Date of Completion

12-18-2010

Embargo Period

12-18-2010

Advisors

Nicholas E. Lownes; John N. Ivan; Nalini Ravishanker

Field of Study

Civil Engineering

Degree

Master of Science

Open Access

Campus Access

Abstract

This research is a combination of three studies carried out to explore weather impacts on traffic parameters. The first part investigates light rainfall’s impact on uncongested speed during the daytime on a two lane state highway with a detailed statistical analysis and spatially compatible rainfall and speed data. The results show that the speed distribution in light rain conditions is significantly different from the no-rain condition. Light rain causes a drop of 0.9 mph (1.5 km/hr) or 1.8% of speed from the no-rain condition. Variability of speed is not found significantly different between the two conditions. The second part investigates the impact of rainfall on the behaviors of drivers in a car-following state by analyzing the differences in time gap, speed, and following distances of platooned vehicles. Rainy weather conditions resulted in a greater spread in gap and speed distributions. Mean speed reduction and mean time gap increment was found to be 3.7% and 5.6 % respectively. No significant differences were observed between following distances in any weather conditions. This indicates that drivers maintained the same following distances irrespective of weather conditions and reduced speed which caused the time gap increase. The third part was conducted to assess benefit of weather responsive signal retiming. Traffic signal optimization and simulation software were used to assess the impact of rainfall and benefit of retiming on travel time and average delay on a section of a hypothetical roadway.

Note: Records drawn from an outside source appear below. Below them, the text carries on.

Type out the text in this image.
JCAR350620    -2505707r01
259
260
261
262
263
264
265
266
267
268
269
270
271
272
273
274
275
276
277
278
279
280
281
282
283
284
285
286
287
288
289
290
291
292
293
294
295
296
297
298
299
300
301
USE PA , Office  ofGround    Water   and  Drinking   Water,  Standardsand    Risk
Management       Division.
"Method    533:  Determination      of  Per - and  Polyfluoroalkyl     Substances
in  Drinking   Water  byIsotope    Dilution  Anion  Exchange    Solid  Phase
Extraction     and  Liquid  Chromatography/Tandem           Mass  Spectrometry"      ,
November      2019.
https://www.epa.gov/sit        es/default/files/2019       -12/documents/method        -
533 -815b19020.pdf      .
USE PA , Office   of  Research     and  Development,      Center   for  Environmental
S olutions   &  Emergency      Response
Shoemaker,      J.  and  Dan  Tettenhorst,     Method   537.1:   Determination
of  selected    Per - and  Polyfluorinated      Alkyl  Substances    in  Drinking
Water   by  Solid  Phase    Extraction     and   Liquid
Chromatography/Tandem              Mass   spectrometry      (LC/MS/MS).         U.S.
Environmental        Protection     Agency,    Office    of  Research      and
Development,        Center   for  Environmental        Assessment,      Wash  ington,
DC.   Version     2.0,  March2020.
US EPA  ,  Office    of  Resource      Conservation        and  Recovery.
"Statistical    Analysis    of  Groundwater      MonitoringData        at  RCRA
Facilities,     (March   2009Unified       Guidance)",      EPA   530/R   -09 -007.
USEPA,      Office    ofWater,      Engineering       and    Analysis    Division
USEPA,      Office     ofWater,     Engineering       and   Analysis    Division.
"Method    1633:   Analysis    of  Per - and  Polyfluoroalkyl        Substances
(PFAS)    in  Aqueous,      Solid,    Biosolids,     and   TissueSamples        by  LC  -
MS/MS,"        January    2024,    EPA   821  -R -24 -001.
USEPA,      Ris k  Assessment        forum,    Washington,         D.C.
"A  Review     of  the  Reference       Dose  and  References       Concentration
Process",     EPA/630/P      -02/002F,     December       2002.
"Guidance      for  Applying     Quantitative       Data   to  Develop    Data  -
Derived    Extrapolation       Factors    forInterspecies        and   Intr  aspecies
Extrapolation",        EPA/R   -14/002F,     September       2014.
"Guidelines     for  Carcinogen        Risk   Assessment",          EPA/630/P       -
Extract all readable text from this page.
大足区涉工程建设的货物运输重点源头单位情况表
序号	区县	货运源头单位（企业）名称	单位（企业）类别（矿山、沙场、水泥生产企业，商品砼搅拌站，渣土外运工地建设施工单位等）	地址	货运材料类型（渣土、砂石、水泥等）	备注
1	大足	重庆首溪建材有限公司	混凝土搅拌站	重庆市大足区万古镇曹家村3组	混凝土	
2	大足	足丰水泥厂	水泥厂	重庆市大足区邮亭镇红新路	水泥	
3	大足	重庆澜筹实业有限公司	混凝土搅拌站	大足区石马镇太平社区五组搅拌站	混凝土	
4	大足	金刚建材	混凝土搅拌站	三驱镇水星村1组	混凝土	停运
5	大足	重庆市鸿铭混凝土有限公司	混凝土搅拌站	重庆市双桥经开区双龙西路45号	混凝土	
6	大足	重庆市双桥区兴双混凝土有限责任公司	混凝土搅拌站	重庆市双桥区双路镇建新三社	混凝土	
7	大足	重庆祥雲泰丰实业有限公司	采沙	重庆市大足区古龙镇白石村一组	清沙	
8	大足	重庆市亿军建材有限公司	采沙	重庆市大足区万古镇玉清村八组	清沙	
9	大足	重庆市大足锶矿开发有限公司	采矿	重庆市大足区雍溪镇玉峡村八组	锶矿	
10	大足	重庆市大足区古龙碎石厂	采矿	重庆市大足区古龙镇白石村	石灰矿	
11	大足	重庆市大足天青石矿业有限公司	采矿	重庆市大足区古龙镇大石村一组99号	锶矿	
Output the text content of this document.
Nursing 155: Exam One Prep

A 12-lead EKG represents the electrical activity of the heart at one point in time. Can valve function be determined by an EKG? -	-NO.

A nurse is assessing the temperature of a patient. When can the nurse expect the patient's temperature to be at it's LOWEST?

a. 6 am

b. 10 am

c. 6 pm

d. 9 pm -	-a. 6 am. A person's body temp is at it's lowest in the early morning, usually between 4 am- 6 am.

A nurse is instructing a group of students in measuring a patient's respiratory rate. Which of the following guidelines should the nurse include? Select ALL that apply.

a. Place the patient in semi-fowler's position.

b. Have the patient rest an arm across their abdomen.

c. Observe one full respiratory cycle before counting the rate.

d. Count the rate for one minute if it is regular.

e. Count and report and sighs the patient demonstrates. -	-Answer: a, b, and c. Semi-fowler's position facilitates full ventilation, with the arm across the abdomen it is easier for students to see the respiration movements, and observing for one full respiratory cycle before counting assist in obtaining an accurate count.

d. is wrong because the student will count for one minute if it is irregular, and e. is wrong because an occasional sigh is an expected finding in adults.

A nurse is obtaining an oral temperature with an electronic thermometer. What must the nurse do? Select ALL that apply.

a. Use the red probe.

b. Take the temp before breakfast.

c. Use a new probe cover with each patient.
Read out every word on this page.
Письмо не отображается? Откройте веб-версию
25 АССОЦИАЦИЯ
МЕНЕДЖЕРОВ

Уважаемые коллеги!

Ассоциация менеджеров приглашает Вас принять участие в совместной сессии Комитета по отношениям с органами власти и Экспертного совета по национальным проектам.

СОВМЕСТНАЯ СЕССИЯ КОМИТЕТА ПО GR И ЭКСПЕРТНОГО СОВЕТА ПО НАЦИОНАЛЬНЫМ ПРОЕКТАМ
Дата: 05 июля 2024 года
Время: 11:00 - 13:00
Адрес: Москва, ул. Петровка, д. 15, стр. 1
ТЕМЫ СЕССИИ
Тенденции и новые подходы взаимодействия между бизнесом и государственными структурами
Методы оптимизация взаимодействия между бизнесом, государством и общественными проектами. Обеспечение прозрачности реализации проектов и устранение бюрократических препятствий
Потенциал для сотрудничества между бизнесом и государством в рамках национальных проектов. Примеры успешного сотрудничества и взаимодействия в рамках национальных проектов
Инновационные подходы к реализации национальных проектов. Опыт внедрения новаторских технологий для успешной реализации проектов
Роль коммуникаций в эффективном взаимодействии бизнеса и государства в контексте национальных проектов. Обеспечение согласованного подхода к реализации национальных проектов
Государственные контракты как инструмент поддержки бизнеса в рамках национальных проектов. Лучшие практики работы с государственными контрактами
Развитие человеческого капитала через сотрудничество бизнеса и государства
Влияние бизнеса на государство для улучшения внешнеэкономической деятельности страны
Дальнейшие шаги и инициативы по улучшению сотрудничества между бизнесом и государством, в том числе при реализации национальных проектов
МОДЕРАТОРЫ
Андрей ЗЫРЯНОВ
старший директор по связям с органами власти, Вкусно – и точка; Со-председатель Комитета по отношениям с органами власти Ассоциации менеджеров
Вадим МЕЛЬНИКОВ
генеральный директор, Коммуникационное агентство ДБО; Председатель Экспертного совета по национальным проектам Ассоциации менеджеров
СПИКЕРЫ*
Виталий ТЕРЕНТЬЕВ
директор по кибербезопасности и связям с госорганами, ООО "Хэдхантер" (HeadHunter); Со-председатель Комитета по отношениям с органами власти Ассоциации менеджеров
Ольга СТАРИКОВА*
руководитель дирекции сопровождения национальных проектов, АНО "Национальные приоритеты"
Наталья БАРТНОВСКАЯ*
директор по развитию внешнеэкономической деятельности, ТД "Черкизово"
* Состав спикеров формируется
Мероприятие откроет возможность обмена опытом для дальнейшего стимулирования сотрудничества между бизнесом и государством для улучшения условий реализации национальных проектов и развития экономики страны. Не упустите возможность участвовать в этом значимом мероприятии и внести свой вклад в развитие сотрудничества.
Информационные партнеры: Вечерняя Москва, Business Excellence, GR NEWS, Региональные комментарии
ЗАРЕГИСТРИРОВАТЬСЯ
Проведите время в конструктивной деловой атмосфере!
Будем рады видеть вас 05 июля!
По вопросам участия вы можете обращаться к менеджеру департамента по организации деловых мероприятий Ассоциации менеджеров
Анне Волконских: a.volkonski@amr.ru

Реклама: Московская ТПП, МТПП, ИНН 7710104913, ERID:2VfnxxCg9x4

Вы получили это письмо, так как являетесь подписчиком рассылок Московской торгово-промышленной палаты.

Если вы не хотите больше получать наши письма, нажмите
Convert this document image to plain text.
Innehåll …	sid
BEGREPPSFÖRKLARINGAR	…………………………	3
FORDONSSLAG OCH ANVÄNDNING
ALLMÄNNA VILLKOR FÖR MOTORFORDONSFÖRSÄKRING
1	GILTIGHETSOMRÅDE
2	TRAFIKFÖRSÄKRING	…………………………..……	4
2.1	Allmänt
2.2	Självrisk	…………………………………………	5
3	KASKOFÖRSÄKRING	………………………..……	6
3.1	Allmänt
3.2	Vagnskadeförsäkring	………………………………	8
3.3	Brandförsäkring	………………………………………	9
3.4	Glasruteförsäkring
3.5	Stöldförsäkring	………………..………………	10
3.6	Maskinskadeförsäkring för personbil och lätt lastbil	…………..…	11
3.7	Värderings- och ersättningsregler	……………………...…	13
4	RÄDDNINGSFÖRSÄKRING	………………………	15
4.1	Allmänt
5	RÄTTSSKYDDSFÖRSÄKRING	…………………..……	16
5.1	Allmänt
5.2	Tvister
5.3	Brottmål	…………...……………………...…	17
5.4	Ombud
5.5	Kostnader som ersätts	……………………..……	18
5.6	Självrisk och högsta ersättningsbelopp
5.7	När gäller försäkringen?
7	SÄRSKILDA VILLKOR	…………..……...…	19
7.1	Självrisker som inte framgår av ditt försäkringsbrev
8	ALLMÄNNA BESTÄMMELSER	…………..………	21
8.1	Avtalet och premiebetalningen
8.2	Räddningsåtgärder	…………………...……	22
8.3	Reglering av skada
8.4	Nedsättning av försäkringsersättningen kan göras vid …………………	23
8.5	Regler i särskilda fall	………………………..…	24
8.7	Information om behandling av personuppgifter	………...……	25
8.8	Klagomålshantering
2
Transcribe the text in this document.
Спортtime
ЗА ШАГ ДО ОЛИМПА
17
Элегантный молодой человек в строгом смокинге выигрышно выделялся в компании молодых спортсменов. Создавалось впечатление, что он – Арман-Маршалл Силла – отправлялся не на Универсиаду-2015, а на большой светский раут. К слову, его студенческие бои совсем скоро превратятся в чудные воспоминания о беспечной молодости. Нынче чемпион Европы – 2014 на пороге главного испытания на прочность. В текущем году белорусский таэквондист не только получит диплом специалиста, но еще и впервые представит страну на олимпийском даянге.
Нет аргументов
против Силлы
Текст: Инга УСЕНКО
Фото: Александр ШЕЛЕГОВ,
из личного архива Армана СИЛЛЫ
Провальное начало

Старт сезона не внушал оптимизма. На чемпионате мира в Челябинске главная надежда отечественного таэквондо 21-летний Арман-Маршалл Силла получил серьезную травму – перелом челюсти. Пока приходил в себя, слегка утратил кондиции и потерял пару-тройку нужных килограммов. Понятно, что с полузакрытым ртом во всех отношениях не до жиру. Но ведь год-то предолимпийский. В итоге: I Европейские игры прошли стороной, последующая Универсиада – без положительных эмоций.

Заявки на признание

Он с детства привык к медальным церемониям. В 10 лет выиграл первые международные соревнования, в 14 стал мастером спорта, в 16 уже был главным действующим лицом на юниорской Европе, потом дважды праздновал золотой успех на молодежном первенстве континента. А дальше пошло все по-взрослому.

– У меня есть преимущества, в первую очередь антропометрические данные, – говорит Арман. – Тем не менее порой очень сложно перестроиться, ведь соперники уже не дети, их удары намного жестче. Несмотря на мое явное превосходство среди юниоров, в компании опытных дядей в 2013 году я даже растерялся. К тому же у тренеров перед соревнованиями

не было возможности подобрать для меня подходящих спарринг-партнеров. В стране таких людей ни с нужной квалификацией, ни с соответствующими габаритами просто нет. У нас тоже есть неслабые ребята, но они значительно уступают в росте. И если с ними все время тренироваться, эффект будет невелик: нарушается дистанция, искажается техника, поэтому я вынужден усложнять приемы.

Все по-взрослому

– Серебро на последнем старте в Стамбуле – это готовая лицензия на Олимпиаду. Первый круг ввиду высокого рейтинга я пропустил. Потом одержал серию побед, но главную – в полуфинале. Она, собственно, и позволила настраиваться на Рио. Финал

Rainfall increased travel time and average delay as the traffic volume was being increased beyond what would occur without the impacts of precipitation. Signal retiming based on rainy weather traffic parameters resulted in a maximum 6.8% reduction of travel time and 18.52 % of average delay compared to not retiming for weather impacts. These findings suggest that the operational impacts of weather are substantial and there is a strong case for the benefits of weather-based signal timing.